SETA Eğitim Direktörü Dr. Bekir Gür, SETA’nın Mart 2011’de yayımladığı “Özel Dershaneler: Gölge Eğitim Sistemiyle Yüzleşmek” başlıklı raporun, bazı yayın kuruluşlarında son günlerde sürekli haberlere konu olmasına yönelik bir basın açıklamasında bulundu.
Gür’ün açıklamasında şu sözler yer aldı:
SETA olarak bizim işimiz; politika analizi yapmak ve çözüm önerileri üretmek. Dolayısıyla eğitim sisteminin bütününü etkileyen bir konuya kayıtsız kalmamız düşünülemez. Dahası, dershanelere yönelik politika araçlarının geliştirilmesi için, önce sorunu cesurca ve doğru bir şekilde tespit etmek gereklidir. SETA’nın söz konusu raporunun yaptığı da budur. Bu rapor, sorunun ne kadar karmaşık ve büyük olduğunu göstererek, çözüm önerilerinin kapsamlı bir sürece yayılması gerektiğini vurgulamıştır. Rapor, dershaneye olan bağımlılığı azaltma ve böylece eğitim sisteminin iyileştirilmesi için öneriler geliştirmiştir.
Raporumuz iki yıl önce yayımlandı. Raporun ana yaklaşımının ve istikametinin doğru olduğunu düşünüyorum. Ancak aradan geçen süre içerisinde rapordaki bazı veriler haliyle eskimiş durumda. Dahası, konuyu etkileyen parametrelerde de değişiklikler oldu. Sözgelimi, son iki yılda dershane sayısı daha da azaldı; yeni bir ortaöğretim geçiş sistemine geçildi. MEB, dershanelerin dönüştürülmesine ilişkin kimi hazırlıklar yaptı. Üniversite sayısı daha da arttı. Sistem çeşitlendi. Bugünlerde SETA raporu üzerinden yapılan haberlerde tuhaf olan şey, bütün bu bağlamın unutulması. Örneğin, SETA raporunda atıf yapılan bir çalışmadaki veriler 2002 yılına ait. Son bir haftadır raporu bu kadar haber yapanların, konuyla ilgili bizden hiçbir görüş istememesi de oldukça manidar.
Biz karar alıcı değil, karar alıcılara önerilerde bulunan bir düşünce kuruluşuyuz. Bu çerçevede, hükümetin eğitim politikalarını yakından izliyor ve değerlendiriyoruz. Politika analisti olarak işimiz bu.

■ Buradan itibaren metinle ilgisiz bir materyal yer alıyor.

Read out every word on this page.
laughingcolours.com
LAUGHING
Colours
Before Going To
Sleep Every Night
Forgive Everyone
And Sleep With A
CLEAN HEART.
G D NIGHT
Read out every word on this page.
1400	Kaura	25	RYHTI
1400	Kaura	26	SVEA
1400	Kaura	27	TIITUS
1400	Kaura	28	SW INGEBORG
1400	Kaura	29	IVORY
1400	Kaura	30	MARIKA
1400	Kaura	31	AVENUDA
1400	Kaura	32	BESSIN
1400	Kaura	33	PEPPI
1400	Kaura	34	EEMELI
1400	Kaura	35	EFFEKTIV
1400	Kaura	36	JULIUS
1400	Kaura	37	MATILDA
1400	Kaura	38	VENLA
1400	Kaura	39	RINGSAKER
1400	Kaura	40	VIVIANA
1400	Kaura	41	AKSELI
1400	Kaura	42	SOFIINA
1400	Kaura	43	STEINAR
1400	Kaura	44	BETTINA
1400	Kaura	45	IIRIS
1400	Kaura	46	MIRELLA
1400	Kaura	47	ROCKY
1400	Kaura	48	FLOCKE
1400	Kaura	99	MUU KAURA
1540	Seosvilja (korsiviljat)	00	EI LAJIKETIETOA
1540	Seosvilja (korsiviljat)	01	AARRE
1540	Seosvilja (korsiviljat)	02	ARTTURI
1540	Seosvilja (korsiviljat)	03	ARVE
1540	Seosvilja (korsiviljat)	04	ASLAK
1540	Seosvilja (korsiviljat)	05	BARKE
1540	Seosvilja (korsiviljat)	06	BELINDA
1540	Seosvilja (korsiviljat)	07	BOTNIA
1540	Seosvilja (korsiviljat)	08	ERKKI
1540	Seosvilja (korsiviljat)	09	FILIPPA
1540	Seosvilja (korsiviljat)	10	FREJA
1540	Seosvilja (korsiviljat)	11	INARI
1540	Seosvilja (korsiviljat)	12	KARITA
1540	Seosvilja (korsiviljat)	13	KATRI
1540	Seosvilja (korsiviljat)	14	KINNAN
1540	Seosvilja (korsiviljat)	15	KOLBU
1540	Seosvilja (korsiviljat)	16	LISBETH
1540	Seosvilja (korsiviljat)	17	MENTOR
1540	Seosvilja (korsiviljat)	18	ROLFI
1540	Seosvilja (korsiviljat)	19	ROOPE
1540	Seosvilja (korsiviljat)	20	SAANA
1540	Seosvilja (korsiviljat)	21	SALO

Bir politika analisti işini yaparken, mevcut sorunların sürdürülmesi anlamına gelebilecek eylemsizlik ya da statüko önermez. Çünkü eylemsizlik, bir politika aracı değil, vesayet aracıdır. Oysa politika analizinin amacı, mevcut sistemi iyileştirmektir. Biz, hükümetin gündeme getirdiği dönüşüm formüllerini değerlendirip, avantaj ya da dezavantajlarını söyleyebiliriz. Bunda sorun yok. Ancak, demokratik yollarla seçilen bir hükümete, “Toplumun önemli bir kısmına ciddi bir ekonomik külfet yükleyen bir konuda adım atamazsın” mesajı vermek, demokratik kültür açısından sorunlu bir yaklaşım tarzıdır ve kabul edilemez.
Soru şudur: Dershanelere yönelik bir düzenleme girişimi, ne zaman yapılırsa bir “darbe” olmaz? Örneğin, üç yıllık bir geçiş dönemi sonrasında bir düzenleme yapılırsa, olur mu? Şayet bu soruya makul bir cevap verilebilirse, sorun yok. Mühim olan, geçmişin çarpık eğitim sisteminin doğurduğu sorunları azaltmak isteyen siyasal iradeye vesayet uygulamaya çalışmak değil, çözüm yönünde katkı sunmaktır. Bu, çocuklarımıza daha iyi bir gelecek hazırlamak için daha yapıcı bir tavır olacaktır.